Ademais, enquanto o "processo de paz" continuar, os pedidos por boicotes e sanções contra Israel são menos credíveis. Não é por acidente que o governo alemão decidiu, depois das conversações serem suspensas, não subsidiar a compra israelense de submarinos nucleares alemães, os quais custarão aos contribuintes israelenses, centenas de milhões de dólares. E a União Européia, depois de tanta procrastinação e adulação à Israel, deverá impor sanções.

Uma coisa nunca mudará: não importa quantas violações do direito internacional cometer, os EUA estará firmemente ao lado de Israel. Como Martin Indyk recentemente disse, "As relações EUA-Israel também mudaram de forma um tanto dramáticas [desde a guerra de Outubro de 1973]. Apenas aqueles que as conhecem particularmente - como eu tive o privilégio de conhecer - podem testemunhar o quão profundos e fortes são os laços que unem as nossas duas nações. Quando o Presidente Obama fala do orgulho justificável sobre o fato desses laços serem 'indestrutíveis', ele realmente quer dizer isso. E ele sabe do que fala". Indyk explicou que, diferente de depois da guerra de Outubro de 1973, quando o Secretário de Estado Henry Kissinger negociou um acordo entre Israel, Egito e Síria, Obama nunca suspenderia as relações militares com Tel Aviv como Richard Nixon o fez.

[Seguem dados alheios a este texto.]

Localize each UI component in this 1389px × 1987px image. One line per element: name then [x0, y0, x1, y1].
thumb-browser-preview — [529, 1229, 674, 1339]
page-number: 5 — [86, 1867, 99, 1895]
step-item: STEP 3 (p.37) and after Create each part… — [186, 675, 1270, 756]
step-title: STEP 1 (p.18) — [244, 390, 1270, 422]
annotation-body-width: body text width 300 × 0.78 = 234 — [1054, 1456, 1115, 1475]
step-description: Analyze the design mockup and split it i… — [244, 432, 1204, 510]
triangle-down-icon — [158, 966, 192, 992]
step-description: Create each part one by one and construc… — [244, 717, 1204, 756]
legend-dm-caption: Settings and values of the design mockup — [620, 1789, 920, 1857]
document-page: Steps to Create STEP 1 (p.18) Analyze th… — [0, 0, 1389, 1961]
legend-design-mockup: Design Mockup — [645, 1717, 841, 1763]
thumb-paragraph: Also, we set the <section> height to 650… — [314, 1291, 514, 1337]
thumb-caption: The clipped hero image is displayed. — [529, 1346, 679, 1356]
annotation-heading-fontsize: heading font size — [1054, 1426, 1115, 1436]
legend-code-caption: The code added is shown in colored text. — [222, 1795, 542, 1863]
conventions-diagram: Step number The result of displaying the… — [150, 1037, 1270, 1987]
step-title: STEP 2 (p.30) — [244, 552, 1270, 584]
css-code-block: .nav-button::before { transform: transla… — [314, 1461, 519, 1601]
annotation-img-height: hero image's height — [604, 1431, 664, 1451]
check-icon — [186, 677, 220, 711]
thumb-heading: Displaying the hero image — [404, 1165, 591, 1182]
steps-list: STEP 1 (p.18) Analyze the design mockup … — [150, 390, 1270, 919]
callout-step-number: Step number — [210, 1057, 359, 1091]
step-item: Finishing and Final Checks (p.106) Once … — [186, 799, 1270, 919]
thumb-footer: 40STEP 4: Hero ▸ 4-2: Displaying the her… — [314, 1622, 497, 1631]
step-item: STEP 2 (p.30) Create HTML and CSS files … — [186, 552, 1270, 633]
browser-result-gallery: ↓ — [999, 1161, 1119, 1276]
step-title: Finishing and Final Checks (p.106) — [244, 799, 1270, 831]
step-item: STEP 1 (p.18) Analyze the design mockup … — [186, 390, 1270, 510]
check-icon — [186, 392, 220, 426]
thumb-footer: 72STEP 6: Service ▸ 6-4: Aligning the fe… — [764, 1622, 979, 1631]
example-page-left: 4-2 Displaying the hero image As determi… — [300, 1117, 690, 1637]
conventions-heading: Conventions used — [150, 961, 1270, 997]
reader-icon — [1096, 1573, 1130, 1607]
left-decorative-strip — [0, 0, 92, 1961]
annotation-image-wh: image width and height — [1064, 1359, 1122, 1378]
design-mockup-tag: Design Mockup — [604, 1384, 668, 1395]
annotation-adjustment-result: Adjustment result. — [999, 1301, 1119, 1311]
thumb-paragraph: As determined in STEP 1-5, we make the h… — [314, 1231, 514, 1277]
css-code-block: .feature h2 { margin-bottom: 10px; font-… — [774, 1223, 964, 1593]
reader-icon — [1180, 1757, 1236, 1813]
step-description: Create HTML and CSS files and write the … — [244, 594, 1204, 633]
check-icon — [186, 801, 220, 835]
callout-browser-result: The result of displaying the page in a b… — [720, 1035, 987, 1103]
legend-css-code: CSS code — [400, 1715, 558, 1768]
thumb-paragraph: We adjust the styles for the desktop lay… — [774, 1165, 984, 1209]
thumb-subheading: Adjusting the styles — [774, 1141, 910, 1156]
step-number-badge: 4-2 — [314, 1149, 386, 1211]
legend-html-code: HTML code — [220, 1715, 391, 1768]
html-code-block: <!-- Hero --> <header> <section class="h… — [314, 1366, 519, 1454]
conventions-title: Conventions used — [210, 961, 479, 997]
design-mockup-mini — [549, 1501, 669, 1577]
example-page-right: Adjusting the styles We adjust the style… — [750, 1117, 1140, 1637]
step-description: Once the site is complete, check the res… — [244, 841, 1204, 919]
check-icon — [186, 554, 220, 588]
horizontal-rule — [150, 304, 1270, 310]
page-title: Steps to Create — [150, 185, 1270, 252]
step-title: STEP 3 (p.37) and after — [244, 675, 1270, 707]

A posição dos Estados Unidos ainda se resume à "Um estado palestino amanhã, mas não hoje". Nós devemos aceitar que Washington não trará paz ao Médio Oriente sozinha e sem pressão. Serão necessárias fortes medidas e sanções contra Israel pela comunidade internacional, e boicotes pela sociedade civil, antes que os palestinos possam celebrar o seu próprio "ano que vem em Jerusalém".